Friday, February 24, 2006

Lost Opportunity in the Philippines

Twenty years ago this week, I was a young naval officer visiting the Philippine capital city of Manila. I walked into a basket shop about ten miles from the port (and my ship), only to be chased out by a large street mob. The coup against dictator Ferdinand Marcos had begun.

Although Marcos was a key US ally, he was also a corrupt dictator. We did a lot of that in those days, and unfortunately still do when we find it convenient. I couldn't help but feel that his overthrow would usher in a more representative government for the Filipino people. Cory Aquino's People Power revolution unseated Marcos, but sadly, could not repair the nepotism and financial corruption embedded in Filipino culture.
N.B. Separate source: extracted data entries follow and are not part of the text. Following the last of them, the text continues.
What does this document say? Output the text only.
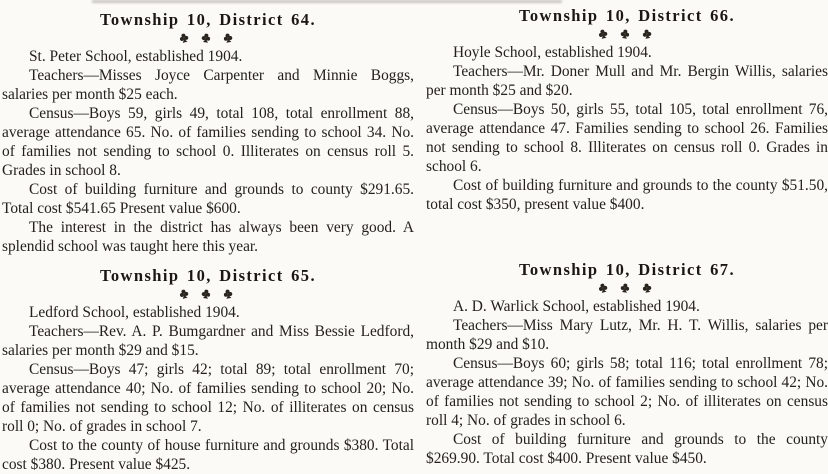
Township 10, District 64.

St. Peter School, established 1904.

Teachers—Misses Joyce Carpenter and Minnie Boggs, salaries per month $25 each.

Census—Boys 59, girls 49, total 108, total enrollment 88, average attendance 65. No. of families sending to school 34. No. of families not sending to school 0. Illiterates on census roll 5. Grades in school 8.

Cost of building furniture and grounds to county $291.65. Total cost $541.65 Present value $600.

The interest in the district has always been very good. A splendid school was taught here this year.

Township 10, District 65.

Ledford School, established 1904.

Teachers—Rev. A. P. Bumgardner and Miss Bessie Ledford, salaries per month $29 and $15.

Census—Boys 47; girls 42; total 89; total enrollment 70; average attendance 40; No. of families sending to school 20; No. of families not sending to school 12; No. of illiterates on census roll 0; No. of grades in school 7.

Cost to the county of house furniture and grounds $380. Total cost $380. Present value $425.

Township 10, District 66.

Hoyle School, established 1904.

Teachers—Mr. Doner Mull and Mr. Bergin Willis, salaries per month $25 and $20.

Census—Boys 50, girls 55, total 105, total enrollment 76, average attendance 47. Families sending to school 26. Families not sending to school 8. Illiterates on census roll 0. Grades in school 6.

Cost of building furniture and grounds to the county $51.50, total cost $350, present value $400.

Township 10, District 67.

A. D. Warlick School, established 1904.

Teachers—Miss Mary Lutz, Mr. H. T. Willis, salaries per month $29 and $10.

Census—Boys 60; girls 58; total 116; total enrollment 78; average attendance 39; No. of families sending to school 42; No. of families not sending to school 2; No. of illiterates on census roll 4; No. of grades in school 6.

Cost of building furniture and grounds to the county $269.90. Total cost $400. Present value $450.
This week, the Philippine government celebrated the twenty-year anniversary of the People Power revolution by stopping another coup.

I'm pretty sure the lesson is that it is easier to destroy than create (or to fix). History is clear that revolutions tend to be highjacked by alternate political interests as soon as they occur (e.g. the Russian Revolution of 1917). Even strong outside powers have failed to figure out the fine art of nation building. William Shawcross' book Deliver Us From Evil, which documents UN attempts to fix failed states, is excellent reading for anyone convinced otherwise. Too bad George Bush and Condy Rice didn't read it before destroying the governmental infrastructure of Iraq.